Fig. 2: S2F models trained on atlases with varying cell count and read depth.
From: Evaluating single-cell ATAC-seq atlasing technologies using sequence-to-function modeling

a t-distributed stochastic neighbor embedding (tSNE) of all 92,363 cells across 44 experiments (2 experiments 10x v1 with a total of 9756 cells, 2 experiments 10x v2 with a total of 9722 cells, 5 experiments HyDrop v1 with a total of 5805 cells, 35 experiments HyDrop v2 with a total of 67,080 cells) colored by cell type, batch corrected for the used technique.

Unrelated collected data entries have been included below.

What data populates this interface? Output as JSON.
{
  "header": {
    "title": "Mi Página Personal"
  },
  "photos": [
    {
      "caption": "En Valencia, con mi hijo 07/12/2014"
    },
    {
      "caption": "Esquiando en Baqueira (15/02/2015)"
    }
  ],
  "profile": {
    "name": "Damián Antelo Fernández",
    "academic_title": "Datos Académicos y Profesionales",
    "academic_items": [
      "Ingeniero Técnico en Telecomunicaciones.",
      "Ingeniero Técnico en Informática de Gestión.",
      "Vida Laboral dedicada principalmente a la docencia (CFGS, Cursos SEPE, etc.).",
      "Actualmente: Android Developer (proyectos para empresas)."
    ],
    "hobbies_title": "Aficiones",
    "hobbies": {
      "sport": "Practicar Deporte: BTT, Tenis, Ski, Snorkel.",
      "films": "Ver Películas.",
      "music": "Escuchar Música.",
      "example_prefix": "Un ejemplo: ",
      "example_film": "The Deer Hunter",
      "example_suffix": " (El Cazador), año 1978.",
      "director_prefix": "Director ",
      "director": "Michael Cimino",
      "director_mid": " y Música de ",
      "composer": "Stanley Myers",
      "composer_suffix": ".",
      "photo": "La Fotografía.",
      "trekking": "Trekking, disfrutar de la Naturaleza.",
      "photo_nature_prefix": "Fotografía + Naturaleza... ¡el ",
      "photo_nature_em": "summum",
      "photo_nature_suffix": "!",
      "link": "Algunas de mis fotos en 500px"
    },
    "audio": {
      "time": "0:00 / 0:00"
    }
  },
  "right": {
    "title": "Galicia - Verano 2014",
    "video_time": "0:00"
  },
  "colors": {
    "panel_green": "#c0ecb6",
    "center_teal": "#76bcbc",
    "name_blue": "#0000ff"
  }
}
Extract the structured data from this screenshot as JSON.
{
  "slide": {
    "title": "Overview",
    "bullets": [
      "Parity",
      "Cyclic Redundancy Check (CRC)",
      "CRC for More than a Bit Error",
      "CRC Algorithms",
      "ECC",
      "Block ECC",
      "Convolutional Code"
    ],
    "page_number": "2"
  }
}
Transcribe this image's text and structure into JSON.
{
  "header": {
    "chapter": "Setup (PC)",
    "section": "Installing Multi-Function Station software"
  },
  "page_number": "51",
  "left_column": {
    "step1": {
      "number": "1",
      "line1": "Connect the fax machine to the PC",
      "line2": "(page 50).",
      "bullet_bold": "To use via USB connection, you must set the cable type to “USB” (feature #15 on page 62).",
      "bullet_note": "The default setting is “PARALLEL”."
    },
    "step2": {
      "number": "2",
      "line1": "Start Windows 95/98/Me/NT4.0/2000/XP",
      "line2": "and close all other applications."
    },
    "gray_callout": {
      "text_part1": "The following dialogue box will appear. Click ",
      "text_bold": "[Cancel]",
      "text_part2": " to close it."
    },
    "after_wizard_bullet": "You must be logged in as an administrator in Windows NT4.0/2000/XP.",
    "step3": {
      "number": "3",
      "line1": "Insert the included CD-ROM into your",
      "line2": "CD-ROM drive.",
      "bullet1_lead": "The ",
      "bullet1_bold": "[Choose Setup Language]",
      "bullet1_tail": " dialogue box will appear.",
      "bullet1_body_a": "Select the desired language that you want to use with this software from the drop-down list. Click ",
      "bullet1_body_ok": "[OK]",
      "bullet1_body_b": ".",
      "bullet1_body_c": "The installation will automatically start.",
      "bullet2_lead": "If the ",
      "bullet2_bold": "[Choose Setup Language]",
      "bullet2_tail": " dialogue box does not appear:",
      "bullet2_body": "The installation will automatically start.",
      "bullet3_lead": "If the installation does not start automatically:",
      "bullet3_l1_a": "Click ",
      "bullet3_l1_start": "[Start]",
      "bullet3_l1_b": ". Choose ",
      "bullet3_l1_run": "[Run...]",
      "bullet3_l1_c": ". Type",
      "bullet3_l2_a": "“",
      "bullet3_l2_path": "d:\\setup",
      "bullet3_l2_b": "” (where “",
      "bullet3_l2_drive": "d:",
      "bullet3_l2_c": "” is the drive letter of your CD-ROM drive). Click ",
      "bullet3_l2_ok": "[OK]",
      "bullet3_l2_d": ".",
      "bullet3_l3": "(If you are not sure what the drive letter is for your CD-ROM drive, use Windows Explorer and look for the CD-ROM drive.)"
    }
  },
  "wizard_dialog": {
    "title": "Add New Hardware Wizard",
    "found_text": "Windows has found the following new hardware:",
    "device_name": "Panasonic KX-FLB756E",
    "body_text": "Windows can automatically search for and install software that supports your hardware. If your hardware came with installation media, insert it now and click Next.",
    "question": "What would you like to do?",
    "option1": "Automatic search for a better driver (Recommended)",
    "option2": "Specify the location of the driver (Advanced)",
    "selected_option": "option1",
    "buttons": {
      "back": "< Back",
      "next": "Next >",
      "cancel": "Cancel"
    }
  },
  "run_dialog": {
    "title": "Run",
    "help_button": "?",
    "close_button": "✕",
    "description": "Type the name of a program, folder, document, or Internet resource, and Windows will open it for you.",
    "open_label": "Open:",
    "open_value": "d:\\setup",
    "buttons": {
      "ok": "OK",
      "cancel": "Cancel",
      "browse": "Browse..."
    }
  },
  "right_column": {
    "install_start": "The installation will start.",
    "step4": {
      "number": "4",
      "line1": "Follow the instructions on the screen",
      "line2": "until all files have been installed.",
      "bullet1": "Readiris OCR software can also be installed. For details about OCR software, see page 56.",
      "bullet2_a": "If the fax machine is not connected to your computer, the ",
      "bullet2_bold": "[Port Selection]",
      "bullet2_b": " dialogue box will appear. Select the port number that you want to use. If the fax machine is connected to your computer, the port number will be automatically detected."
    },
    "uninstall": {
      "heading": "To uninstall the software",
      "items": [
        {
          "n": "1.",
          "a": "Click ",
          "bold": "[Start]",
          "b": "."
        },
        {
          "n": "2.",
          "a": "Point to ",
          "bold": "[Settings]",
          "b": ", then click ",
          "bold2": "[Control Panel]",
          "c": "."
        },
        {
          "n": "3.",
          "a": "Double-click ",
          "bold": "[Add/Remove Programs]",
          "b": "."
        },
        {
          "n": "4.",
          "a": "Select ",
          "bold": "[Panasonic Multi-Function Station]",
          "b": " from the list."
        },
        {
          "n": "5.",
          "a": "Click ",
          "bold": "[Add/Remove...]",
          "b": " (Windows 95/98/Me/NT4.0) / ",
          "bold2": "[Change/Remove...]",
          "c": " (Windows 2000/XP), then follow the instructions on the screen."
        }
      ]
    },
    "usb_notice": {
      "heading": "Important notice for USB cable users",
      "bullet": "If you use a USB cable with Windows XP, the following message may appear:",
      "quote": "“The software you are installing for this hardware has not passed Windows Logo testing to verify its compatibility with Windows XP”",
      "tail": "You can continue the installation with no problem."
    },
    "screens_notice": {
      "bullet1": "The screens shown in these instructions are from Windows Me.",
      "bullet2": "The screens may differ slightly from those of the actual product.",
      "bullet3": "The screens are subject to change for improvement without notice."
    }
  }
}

Data points were randomly shuffled before plotting. b Computational design: 10x v1 and v2 datasets were combined into the 10x Genomics training dataset to compare to the HyDrop v2-based dataset, serving as training data for S2F deep learning models in k-fold cross-validation (k = 10). The model performance is validated on standard DL metrics, accessibility predictions, and mouse cortex enhancers previously validated in vivo by Ben-Simon et al. (2024). c, d Data are presented as mean values ± SD (standard deviation) across n = 10 cross-validation folds. Individual fold values are shown as black dots. c Model performance comparison (Test set Pearson correlation) of the models shown in (b). d Model performance comparison (test set Pearson correlation) of the S2F model trained on the full 10x-based cell count and cell depth compared to S2F models trained on different amounts of HyDrop v2-based data at full sequencing depth. Source data are provided as a Source Data file. e Heatmap of in vivo validated enhancers (Ben-Simon et al., 2024) identified true positives by the 10x-based and HyDrop v2-based models. Source data are provided as a Source Data file.